Prairie Village is moving forward with the sale of about $19 million in tax-increment financing bonds for a proposed public park on the former Meadowbrook Golf and Country Club.
City Council members voted unanimously during a special meeting Monday to take the bonds to the market with a planned sale on Monday. The bonds will be used to buy 82 acres of the golf course from Van Trust Real Estate, which is pursuing its own $200 million development on the property’s remaining 45 acres.
The vote clears the last significant hurdle for Van Trust’s plan to redevelop the Meadowbrook site, which sits between 95th and 91st streets and Roe and Nall.
Van Trust, doing business as MB-18 LLC, plans build an 8,000-square-foot senior living center, 53 single-family lots, 70 twin-home units, an apartment complex with 280 luxury units and a 50-room boutique inn with 5,000 square feet of additional commercial space.

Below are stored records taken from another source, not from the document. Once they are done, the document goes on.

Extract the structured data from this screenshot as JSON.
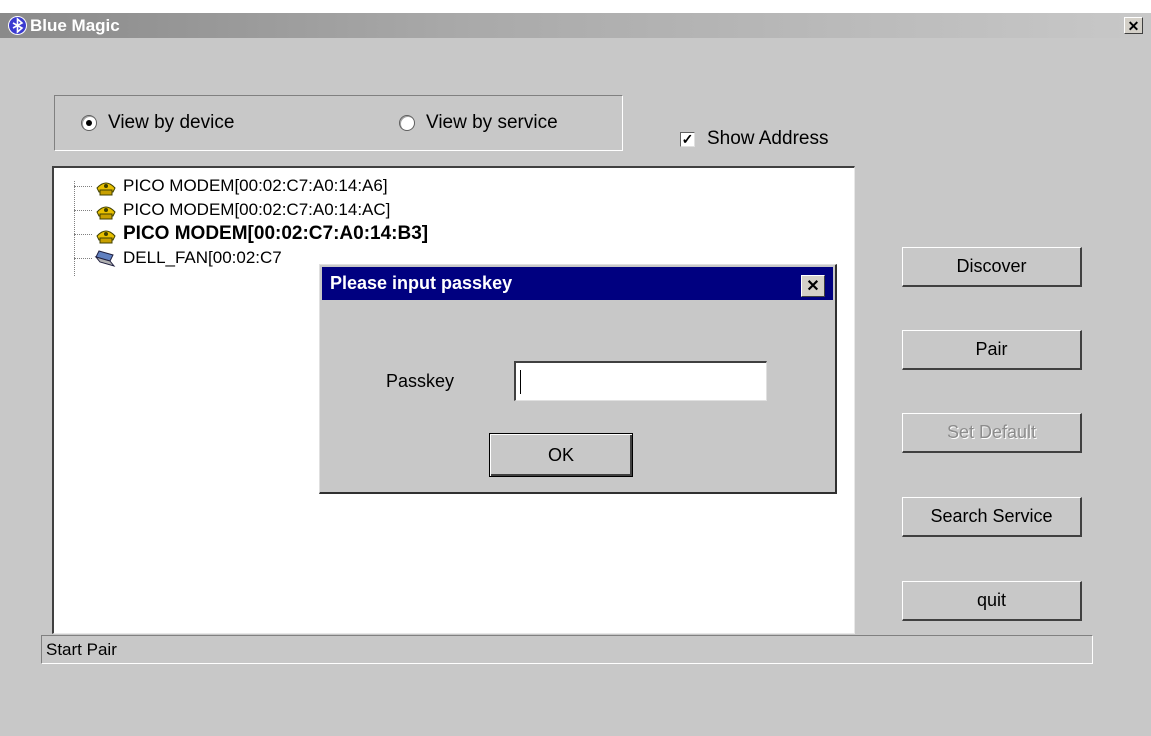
{
  "window": {
    "title": "Blue Magic",
    "close_label": "✕"
  },
  "view_options": {
    "by_device": "View by device",
    "by_service": "View by service",
    "selected": "View by device"
  },
  "show_address": {
    "label": "Show Address",
    "checked": true,
    "mark": "✓"
  },
  "devices": [
    {
      "label": "PICO MODEM[00:02:C7:A0:14:A6]",
      "icon": "modem-icon",
      "bold": false
    },
    {
      "label": "PICO MODEM[00:02:C7:A0:14:AC]",
      "icon": "modem-icon",
      "bold": false
    },
    {
      "label": "PICO MODEM[00:02:C7:A0:14:B3]",
      "icon": "modem-icon",
      "bold": true
    },
    {
      "label": "DELL_FAN[00:02:C7",
      "icon": "laptop-icon",
      "bold": false
    }
  ],
  "buttons": {
    "discover": "Discover",
    "pair": "Pair",
    "set_default": "Set Default",
    "search_service": "Search Service",
    "quit": "quit"
  },
  "status": {
    "text": "Start Pair"
  },
  "dialog": {
    "title": "Please input passkey",
    "close_label": "✕",
    "passkey_label": "Passkey",
    "passkey_value": "",
    "ok_label": "OK"
  },
  "colors": {
    "dialog_titlebar": "#000080",
    "window_bg": "#c8c8c8",
    "modem_icon": "#e8c000"
  }
}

Besides buying the park land, Prairie Village plans to use the $19 million to build out streets and other public infrastructure on the property and help the Johnson County Park & Recreation District develop trails, playgrounds and other parts of the Meadowbrook park.

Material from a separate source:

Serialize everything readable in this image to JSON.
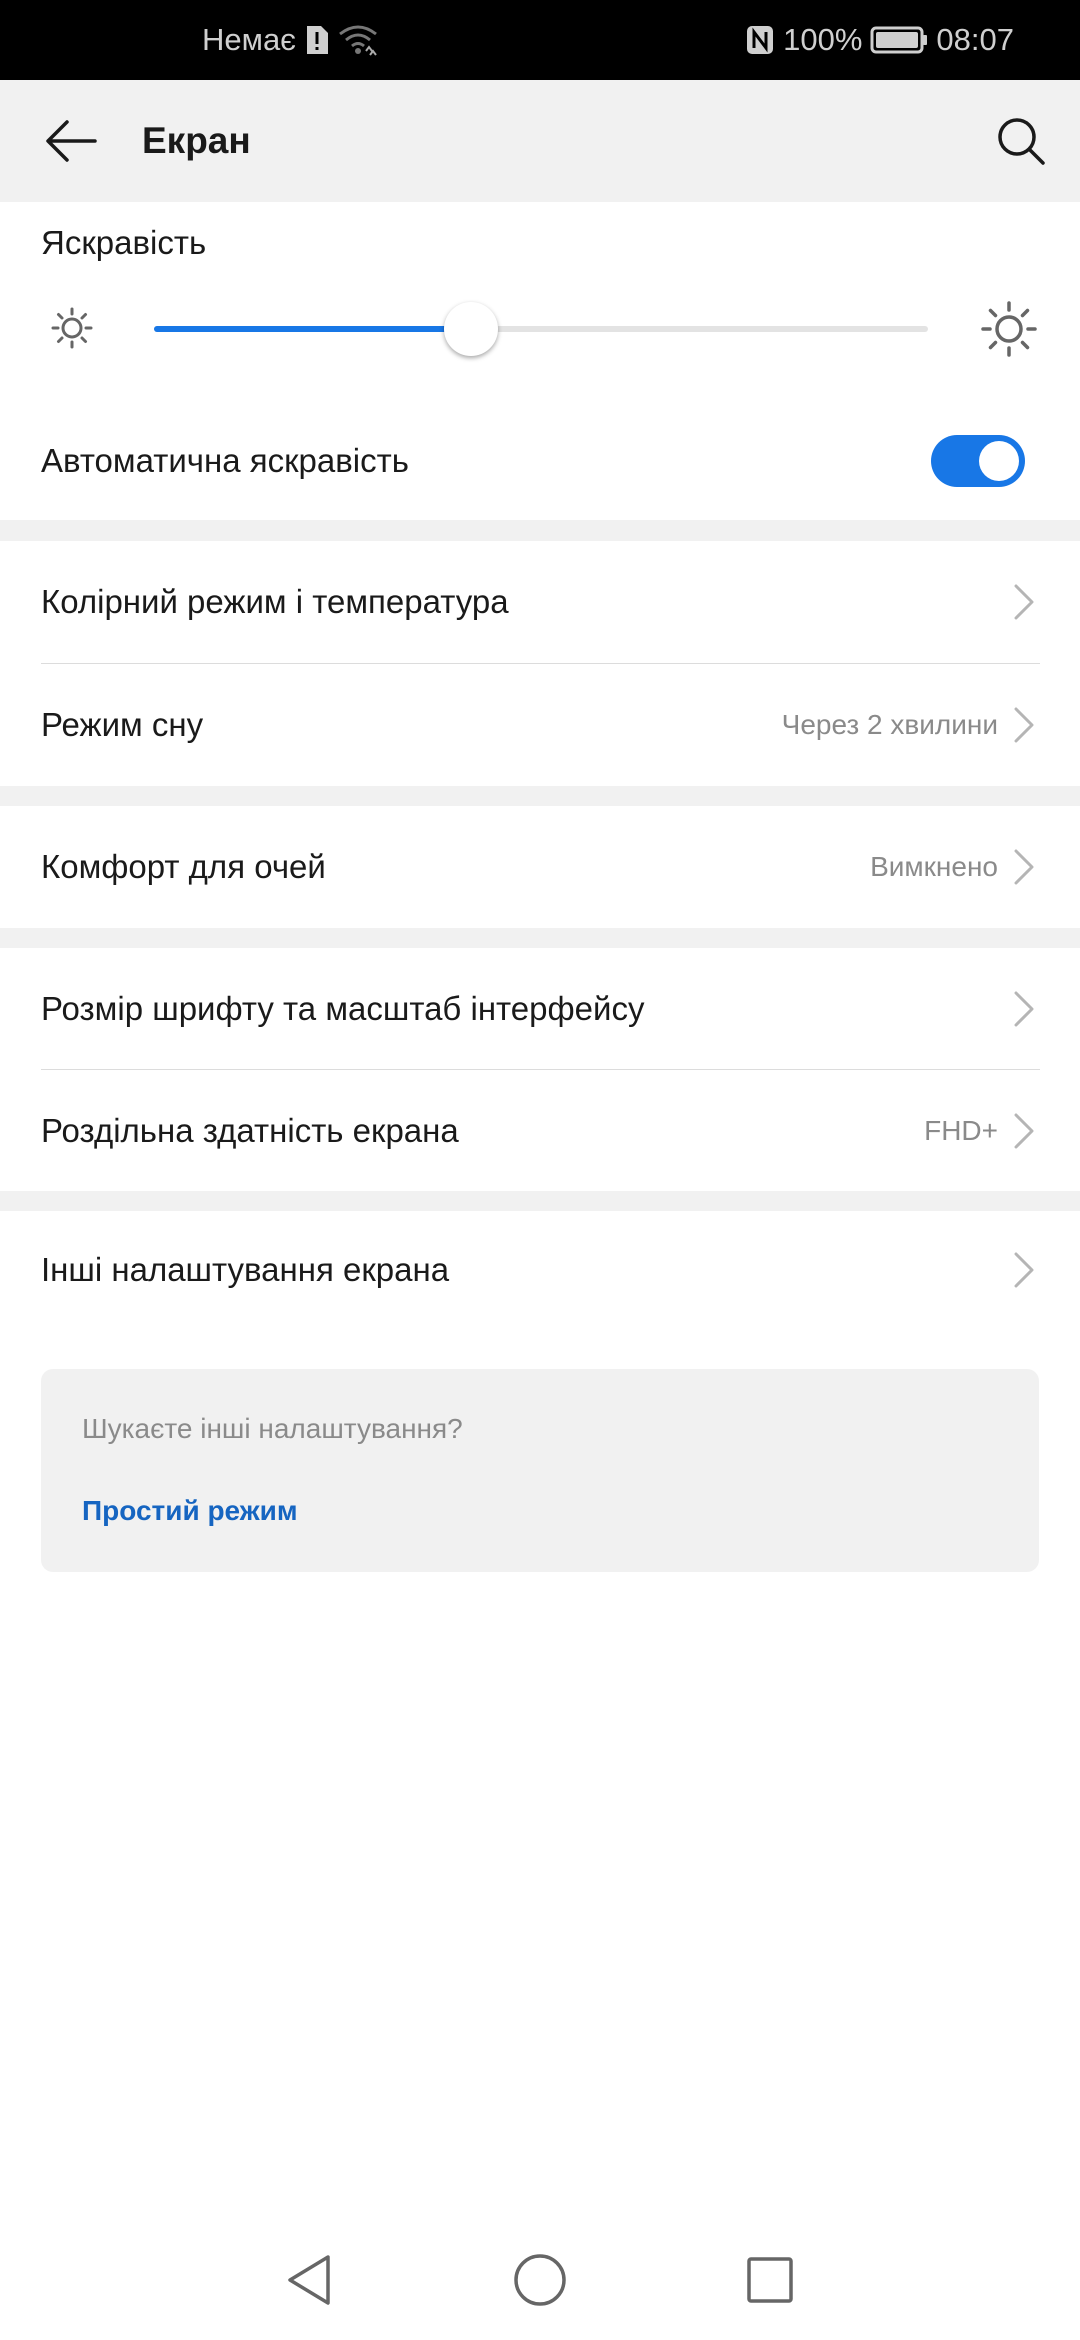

The city plans to pay off the bonds through tax-increment financing, or TIF, which allows a local government to divert all future gains in property tax on a piece of property to help pay for certain costs of redeveloping that property. In this case, the city will divert future gains from the senior center, residential areas and boutique inn over the next 20 years to pay off the bonds. This includes property taxes that would have gone to county government, the Shawnee Mission School District and other entities.

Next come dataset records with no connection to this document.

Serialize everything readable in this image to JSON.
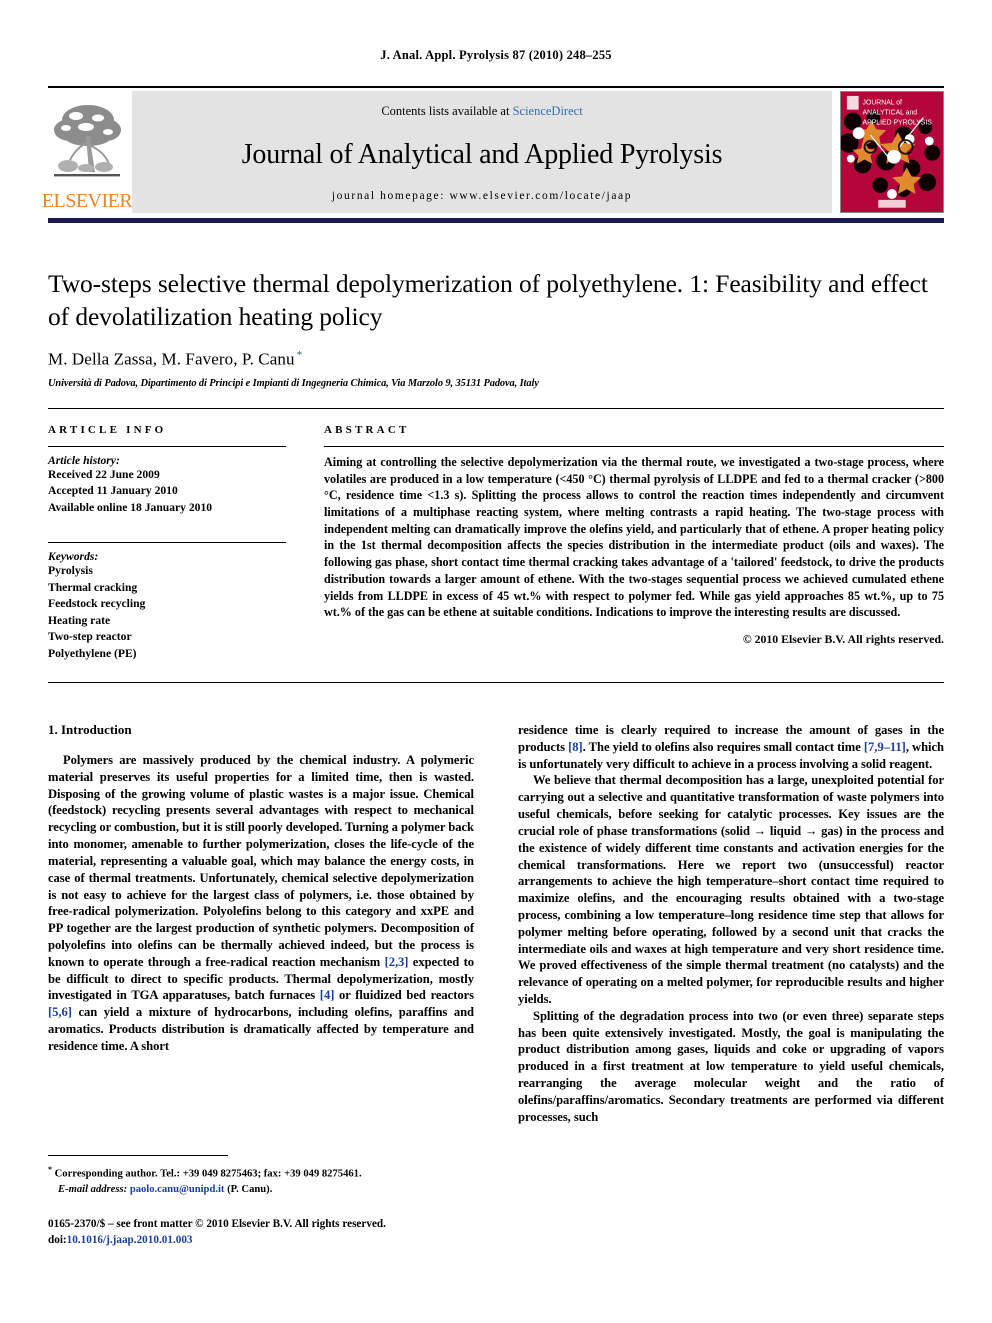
{
  "running_head": "J. Anal. Appl. Pyrolysis 87 (2010) 248–255",
  "masthead": {
    "contents_prefix": "Contents lists available at ",
    "sciencedirect": "ScienceDirect",
    "journal_title": "Journal of Analytical and Applied Pyrolysis",
    "homepage": "journal homepage: www.elsevier.com/locate/jaap",
    "publisher": "ELSEVIER",
    "cover": {
      "line1": "JOURNAL of",
      "line2": "ANALYTICAL and",
      "line3": "APPLIED PYROLYSIS",
      "bg_color": "#b4063a",
      "accent_color": "#e08a2e"
    }
  },
  "article": {
    "title": "Two-steps selective thermal depolymerization of polyethylene. 1: Feasibility and effect of devolatilization heating policy",
    "authors": "M. Della Zassa, M. Favero, P. Canu",
    "corresponding_marker": "*",
    "affiliation": "Università di Padova, Dipartimento di Principi e Impianti di Ingegneria Chimica, Via Marzolo 9, 35131 Padova, Italy"
  },
  "article_info": {
    "label": "ARTICLE INFO",
    "history_label": "Article history:",
    "history": [
      "Received 22 June 2009",
      "Accepted 11 January 2010",
      "Available online 18 January 2010"
    ],
    "keywords_label": "Keywords:",
    "keywords": [
      "Pyrolysis",
      "Thermal cracking",
      "Feedstock recycling",
      "Heating rate",
      "Two-step reactor",
      "Polyethylene (PE)"
    ]
  },
  "abstract": {
    "label": "ABSTRACT",
    "text": "Aiming at controlling the selective depolymerization via the thermal route, we investigated a two-stage process, where volatiles are produced in a low temperature (<450 °C) thermal pyrolysis of LLDPE and fed to a thermal cracker (>800 °C, residence time <1.3 s). Splitting the process allows to control the reaction times independently and circumvent limitations of a multiphase reacting system, where melting contrasts a rapid heating. The two-stage process with independent melting can dramatically improve the olefins yield, and particularly that of ethene. A proper heating policy in the 1st thermal decomposition affects the species distribution in the intermediate product (oils and waxes). The following gas phase, short contact time thermal cracking takes advantage of a 'tailored' feedstock, to drive the products distribution towards a larger amount of ethene. With the two-stages sequential process we achieved cumulated ethene yields from LLDPE in excess of 45 wt.% with respect to polymer fed. While gas yield approaches 85 wt.%, up to 75 wt.% of the gas can be ethene at suitable conditions. Indications to improve the interesting results are discussed.",
    "copyright": "© 2010 Elsevier B.V. All rights reserved."
  },
  "body": {
    "section_title": "1. Introduction",
    "left_paragraphs": [
      "Polymers are massively produced by the chemical industry. A polymeric material preserves its useful properties for a limited time, then is wasted. Disposing of the growing volume of plastic wastes is a major issue. Chemical (feedstock) recycling presents several advantages with respect to mechanical recycling or combustion, but it is still poorly developed. Turning a polymer back into monomer, amenable to further polymerization, closes the life-cycle of the material, representing a valuable goal, which may balance the energy costs, in case of thermal treatments. Unfortunately, chemical selective depolymerization is not easy to achieve for the largest class of polymers, i.e. those obtained by free-radical polymerization. Polyolefins belong to this category and xxPE and PP together are the largest production of synthetic polymers. Decomposition of polyolefins into olefins can be thermally achieved indeed, but the process is known to operate through a free-radical reaction mechanism [2,3] expected to be difficult to direct to specific products. Thermal depolymerization, mostly investigated in TGA apparatuses, batch furnaces [4] or fluidized bed reactors [5,6] can yield a mixture of hydrocarbons, including olefins, paraffins and aromatics. Products distribution is dramatically affected by temperature and residence time. A short"
    ],
    "right_paragraphs": [
      "residence time is clearly required to increase the amount of gases in the products [8]. The yield to olefins also requires small contact time [7,9–11], which is unfortunately very difficult to achieve in a process involving a solid reagent.",
      "We believe that thermal decomposition has a large, unexploited potential for carrying out a selective and quantitative transformation of waste polymers into useful chemicals, before seeking for catalytic processes. Key issues are the crucial role of phase transformations (solid → liquid → gas) in the process and the existence of widely different time constants and activation energies for the chemical transformations. Here we report two (unsuccessful) reactor arrangements to achieve the high temperature–short contact time required to maximize olefins, and the encouraging results obtained with a two-stage process, combining a low temperature–long residence time step that allows for polymer melting before operating, followed by a second unit that cracks the intermediate oils and waxes at high temperature and very short residence time. We proved effectiveness of the simple thermal treatment (no catalysts) and the relevance of operating on a melted polymer, for reproducible results and higher yields.",
      "Splitting of the degradation process into two (or even three) separate steps has been quite extensively investigated. Mostly, the goal is manipulating the product distribution among gases, liquids and coke or upgrading of vapors produced in a first treatment at low temperature to yield useful chemicals, rearranging the average molecular weight and the ratio of olefins/paraffins/aromatics. Secondary treatments are performed via different processes, such"
    ]
  },
  "footnotes": {
    "corresponding": "Corresponding author. Tel.: +39 049 8275463; fax: +39 049 8275461.",
    "email_label": "E-mail address:",
    "email": "paolo.canu@unipd.it",
    "email_suffix": "(P. Canu)."
  },
  "imprint": {
    "issn_line": "0165-2370/$ – see front matter © 2010 Elsevier B.V. All rights reserved.",
    "doi_prefix": "doi:",
    "doi": "10.1016/j.jaap.2010.01.003"
  },
  "colors": {
    "link": "#1b3fa0",
    "sciencedirect": "#2f6fb5",
    "elsevier_orange": "#f58220",
    "rule_navy": "#1b1b4f"
  }
}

Prairie Village taxpayers are obligated to pay back $11 million of the bonds if the project fails to meet expectations while MB is responsible for the remaining $8 million.
Council members also approved an agreement to eventually issue industrial revenue bonds for the project, which do not obligate city taxpayers but exempt all construction materials used on the project from sales taxes. The developers have agreed to contribute those sales tax savings, estimated to be at least $1.7 million, to paying off the bonds faster.
A memo that City Administrator Quinn Bennion sent to city council members Monday said that the city and developer have already racked up $443,122 in fees from attorneys, engineers, financial advisers and other consultants for the Meadowbrook project, all of which will be repaid from the bond sale or the TIF payments.
In addition to the financing deals, the council approved an agreement where MB-18 will set aside up to $400,000 to pay for cleaning up fuel spills on a half-acre of the park property.